Sind Wasserlinsen das Gemüse der Zukunft? Diese kleinen Pflanzen, die auch als Wasserlinsen bekannt sind, wachsen exponentiell, haben einen relativ hohen Proteingehalt und können nachhaltig angebaut werden. Als solche könnten sie eine Schlüsselrolle bei der Umstellung der Eiweißversorgung spielen, meint die leitende Forscherin Ingrid van der Meer. Sie hofft, dass die Verbraucher in zehn Jahren Suppe, Käse und andere Produkte mit Wasserlinsen essen werden.
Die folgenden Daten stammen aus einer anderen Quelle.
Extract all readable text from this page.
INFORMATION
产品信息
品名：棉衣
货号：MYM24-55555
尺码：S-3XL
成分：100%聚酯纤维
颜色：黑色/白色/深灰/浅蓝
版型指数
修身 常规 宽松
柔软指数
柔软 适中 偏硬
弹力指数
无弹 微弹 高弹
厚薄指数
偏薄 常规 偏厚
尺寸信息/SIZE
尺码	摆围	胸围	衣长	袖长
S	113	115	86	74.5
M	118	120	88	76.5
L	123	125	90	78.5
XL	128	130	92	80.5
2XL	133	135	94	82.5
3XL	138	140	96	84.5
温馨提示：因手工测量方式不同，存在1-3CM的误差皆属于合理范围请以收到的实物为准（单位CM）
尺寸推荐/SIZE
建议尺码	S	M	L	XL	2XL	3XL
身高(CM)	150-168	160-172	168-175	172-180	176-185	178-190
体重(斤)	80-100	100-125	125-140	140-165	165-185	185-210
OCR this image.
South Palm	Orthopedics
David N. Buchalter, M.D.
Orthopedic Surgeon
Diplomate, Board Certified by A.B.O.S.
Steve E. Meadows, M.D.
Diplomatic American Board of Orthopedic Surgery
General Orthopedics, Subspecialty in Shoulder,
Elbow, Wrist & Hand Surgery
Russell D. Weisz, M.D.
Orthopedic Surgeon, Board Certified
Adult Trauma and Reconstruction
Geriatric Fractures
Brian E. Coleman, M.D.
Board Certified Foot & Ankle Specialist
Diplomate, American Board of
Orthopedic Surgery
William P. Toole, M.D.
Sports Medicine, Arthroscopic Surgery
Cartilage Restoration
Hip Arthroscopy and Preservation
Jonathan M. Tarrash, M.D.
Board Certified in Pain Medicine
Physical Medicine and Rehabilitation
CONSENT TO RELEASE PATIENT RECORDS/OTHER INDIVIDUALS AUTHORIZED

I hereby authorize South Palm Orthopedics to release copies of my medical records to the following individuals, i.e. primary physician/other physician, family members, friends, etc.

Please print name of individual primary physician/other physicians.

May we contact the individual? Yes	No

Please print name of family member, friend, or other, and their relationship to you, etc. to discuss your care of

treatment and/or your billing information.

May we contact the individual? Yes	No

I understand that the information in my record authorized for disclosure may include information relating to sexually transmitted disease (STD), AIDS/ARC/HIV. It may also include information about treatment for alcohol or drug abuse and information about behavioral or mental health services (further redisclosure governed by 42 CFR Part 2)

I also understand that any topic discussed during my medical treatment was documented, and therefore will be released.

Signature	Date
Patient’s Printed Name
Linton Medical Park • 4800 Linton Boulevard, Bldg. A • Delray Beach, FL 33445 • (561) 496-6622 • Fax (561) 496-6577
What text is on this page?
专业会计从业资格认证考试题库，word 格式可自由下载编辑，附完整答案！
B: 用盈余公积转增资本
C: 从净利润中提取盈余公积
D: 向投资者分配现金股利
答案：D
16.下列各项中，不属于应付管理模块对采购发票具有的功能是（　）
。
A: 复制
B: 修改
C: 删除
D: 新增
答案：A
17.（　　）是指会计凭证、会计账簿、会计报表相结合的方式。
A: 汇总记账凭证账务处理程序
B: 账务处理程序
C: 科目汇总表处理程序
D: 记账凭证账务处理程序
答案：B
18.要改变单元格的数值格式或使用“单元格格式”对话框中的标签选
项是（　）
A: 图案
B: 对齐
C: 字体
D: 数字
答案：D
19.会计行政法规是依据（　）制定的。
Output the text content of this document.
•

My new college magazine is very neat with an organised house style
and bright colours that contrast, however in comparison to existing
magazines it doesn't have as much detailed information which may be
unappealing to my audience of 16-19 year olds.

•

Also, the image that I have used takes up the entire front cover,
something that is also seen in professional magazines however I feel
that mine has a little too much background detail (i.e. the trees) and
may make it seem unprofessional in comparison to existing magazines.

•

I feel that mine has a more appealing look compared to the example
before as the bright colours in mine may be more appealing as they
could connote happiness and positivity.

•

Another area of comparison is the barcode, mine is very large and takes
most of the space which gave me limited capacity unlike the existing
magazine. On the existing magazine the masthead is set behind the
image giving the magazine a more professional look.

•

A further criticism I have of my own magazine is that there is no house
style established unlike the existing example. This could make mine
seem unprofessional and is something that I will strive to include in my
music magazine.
Ihre Bemühungen haben sich gelohnt: Wageningen Research hat nachgewiesen, dass die Wasserlinse Lemna für den menschlichen Verzehr sicher ist. Im Jahr 2021 hat die EFSA bereits Wolffia, die Wasserlinse, die in Thailand gegessen wird, zugelassen. Diese Art gilt als traditionelles Lebensmittel aus einem Drittland, was bedeutet, dass für ihre Zulassung weit weniger Anforderungen gelten als für neuartige Lebensmittel.
Frisch, gefroren oder im Smoothie
Jetzt, da Wasserlinsen für den Verzehr zugelassen sind, ist es an der Zeit, die nächste Hürde zu nehmen: die Lebensmittelindustrie mit ins Boot zu holen. Derzeit werden Wasserlinsen in der EU nirgendwo kommerziell angebaut. In Israel werden Wasserlinsen als eine Art grüner Kaviar vermarktet, und in den USA arbeitet ein Start-up von zwei Niederländern an einer Extraktionsmethode, um Proteine aus der Pflanze zu gewinnen. In Wageningen verfügen wir über umfangreiches Wissen über Anbau und Produktentwicklung, aber wir sind Forscher. Die Wasserlinsen müssen nun von der Lebensmittelindustrie aufgenommen werden, damit die Verbraucher Produkte kaufen und verwenden können, die sie enthalten.